Она идет в ординаторскую и, открыв дверь, на секунду останавливается на пороге.
Неужели это было сегодня? Неужели сегодня Андрей целовал ее? Неужели сегодня так круто, так непостижимо прекрасно изменилась ее жизнь? Не надо больше сомневаться: позвонит — не позвонит… Не надо украдкой ловить его взгляд. Не надо притворяться равнодушной, когда хочется побежать навстречу. Случилось! Случилось! Случилось!!
Ей хочется запеть, закричать во весь голос о том, как она счастлива…
Нельзя. Нельзя. Она врач. Она на дежурстве.
В нескольких метрах отсюда лежит человек. Ему всего тридцать три года. Он, может быть, очень талантлив. Может быть, какая-нибудь Марлена, Нинель, Анечка, Оленька — та, с которой он танцевал, когда неожиданная боль ударила и согнула его, — может быть, она также ждала сегодняшней ночи?
Марлена хватает телефонную трубку, набирает номер приемного отделения. Гудок, другой, третий. Чей-то незнакомый голос отвечает:
— Приемное отделение.
— Попросите доктора Гонтарь.
— Он занят. Позвоните позже.
Хирургия вовсе не отвечает. Что же у них там творится?

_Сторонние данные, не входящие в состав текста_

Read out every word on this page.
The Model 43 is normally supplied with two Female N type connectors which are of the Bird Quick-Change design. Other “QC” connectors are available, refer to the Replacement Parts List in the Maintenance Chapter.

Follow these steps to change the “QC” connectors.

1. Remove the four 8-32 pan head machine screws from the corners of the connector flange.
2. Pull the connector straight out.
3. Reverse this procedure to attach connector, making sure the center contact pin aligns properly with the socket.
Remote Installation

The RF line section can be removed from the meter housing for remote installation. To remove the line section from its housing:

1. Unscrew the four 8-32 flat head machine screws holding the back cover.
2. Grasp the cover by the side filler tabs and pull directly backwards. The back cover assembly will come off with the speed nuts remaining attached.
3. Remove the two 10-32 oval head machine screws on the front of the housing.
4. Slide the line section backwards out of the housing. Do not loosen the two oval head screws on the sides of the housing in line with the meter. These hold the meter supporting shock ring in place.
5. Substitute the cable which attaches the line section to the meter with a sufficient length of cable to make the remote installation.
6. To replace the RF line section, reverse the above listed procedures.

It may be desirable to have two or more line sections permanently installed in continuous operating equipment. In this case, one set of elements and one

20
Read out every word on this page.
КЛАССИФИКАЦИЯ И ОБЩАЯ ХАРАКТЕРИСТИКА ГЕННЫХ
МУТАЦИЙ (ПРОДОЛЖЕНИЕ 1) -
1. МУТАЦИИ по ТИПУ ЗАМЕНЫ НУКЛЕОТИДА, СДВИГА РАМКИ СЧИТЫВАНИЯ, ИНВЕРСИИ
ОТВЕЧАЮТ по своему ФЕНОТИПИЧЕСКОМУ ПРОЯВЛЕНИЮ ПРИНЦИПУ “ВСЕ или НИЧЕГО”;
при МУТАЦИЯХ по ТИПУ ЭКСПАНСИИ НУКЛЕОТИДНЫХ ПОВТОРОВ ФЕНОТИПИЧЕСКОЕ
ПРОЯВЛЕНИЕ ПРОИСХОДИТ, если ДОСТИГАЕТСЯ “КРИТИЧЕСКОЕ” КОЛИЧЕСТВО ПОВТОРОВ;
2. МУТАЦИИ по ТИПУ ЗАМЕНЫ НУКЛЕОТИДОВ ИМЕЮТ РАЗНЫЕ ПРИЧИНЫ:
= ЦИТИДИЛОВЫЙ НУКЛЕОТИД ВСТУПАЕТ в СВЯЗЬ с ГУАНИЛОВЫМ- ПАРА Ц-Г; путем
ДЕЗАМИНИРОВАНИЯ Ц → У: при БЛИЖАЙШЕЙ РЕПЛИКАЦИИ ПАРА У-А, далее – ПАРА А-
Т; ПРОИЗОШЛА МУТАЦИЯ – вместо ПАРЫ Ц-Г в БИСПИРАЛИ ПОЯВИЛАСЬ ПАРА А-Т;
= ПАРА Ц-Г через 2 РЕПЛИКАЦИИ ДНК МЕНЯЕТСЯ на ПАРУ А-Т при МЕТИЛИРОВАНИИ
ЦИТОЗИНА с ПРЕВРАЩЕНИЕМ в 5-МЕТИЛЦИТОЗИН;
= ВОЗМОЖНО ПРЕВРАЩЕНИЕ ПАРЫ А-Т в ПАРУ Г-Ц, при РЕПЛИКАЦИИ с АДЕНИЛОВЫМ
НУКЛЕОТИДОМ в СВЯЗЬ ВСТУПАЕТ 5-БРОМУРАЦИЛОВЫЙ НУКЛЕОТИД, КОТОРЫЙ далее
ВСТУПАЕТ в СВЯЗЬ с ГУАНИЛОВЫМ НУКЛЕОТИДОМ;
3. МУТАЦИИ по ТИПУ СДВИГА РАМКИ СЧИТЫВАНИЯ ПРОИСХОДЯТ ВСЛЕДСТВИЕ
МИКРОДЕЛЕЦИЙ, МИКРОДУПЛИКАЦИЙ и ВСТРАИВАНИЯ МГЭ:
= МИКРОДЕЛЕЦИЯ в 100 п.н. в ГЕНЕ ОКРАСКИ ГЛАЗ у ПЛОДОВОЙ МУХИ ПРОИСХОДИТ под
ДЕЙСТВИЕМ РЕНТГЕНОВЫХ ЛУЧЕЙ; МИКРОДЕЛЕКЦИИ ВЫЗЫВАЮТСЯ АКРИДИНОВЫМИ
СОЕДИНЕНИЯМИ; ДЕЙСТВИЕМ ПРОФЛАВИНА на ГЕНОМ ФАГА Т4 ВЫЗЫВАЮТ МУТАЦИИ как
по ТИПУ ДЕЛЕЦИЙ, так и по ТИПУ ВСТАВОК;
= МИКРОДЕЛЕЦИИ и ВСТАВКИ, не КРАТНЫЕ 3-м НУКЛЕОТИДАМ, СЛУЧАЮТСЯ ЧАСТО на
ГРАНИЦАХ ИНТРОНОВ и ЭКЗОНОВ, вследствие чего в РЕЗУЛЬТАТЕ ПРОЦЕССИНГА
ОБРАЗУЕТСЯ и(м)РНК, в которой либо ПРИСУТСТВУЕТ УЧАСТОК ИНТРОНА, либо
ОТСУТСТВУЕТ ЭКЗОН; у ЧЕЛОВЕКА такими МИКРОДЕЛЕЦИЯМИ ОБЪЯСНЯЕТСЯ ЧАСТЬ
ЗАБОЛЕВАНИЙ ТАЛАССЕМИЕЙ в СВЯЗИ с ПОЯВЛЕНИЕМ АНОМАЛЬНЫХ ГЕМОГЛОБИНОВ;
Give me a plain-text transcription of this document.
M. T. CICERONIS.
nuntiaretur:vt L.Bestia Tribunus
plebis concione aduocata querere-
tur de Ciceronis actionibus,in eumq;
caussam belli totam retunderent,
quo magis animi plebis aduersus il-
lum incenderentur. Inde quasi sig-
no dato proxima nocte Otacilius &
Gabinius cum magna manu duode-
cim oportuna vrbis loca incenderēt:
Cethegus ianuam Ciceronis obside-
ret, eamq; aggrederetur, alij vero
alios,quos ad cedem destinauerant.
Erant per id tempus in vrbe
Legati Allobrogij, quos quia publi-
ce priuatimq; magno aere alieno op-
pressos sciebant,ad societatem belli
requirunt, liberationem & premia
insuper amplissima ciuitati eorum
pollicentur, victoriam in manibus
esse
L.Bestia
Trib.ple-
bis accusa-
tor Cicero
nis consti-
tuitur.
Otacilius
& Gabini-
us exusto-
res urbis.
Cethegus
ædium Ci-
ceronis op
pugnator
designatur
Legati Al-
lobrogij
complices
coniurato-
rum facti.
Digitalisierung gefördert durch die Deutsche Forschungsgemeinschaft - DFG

Сжимая руки у горла, Марлена ходит по ординаторской. Значит, теперь всегда будет так? Теперь всегда она будет волноваться и мучиться за двоих — за него и за себя? Всегда — на дежурстве, дома, в гостях, в театре, на катке, на улице? Если они будут врозь, она будет думать, каково ему в эту секунду, что он делает, что чувствует; и когда они будут вместе — тоже. Вот это и есть любовь, да? Вот это нестерпимое, ни на минуту не проходящее, сжигающее — нет, испепеляющее желание быть рядом, дышать тем воздухом, которым дышит он, знать, что ему хорошо, и делать всё, чтобы ему было еще лучше. Болеть его болью, гордиться его гордостью, радоваться его радостью.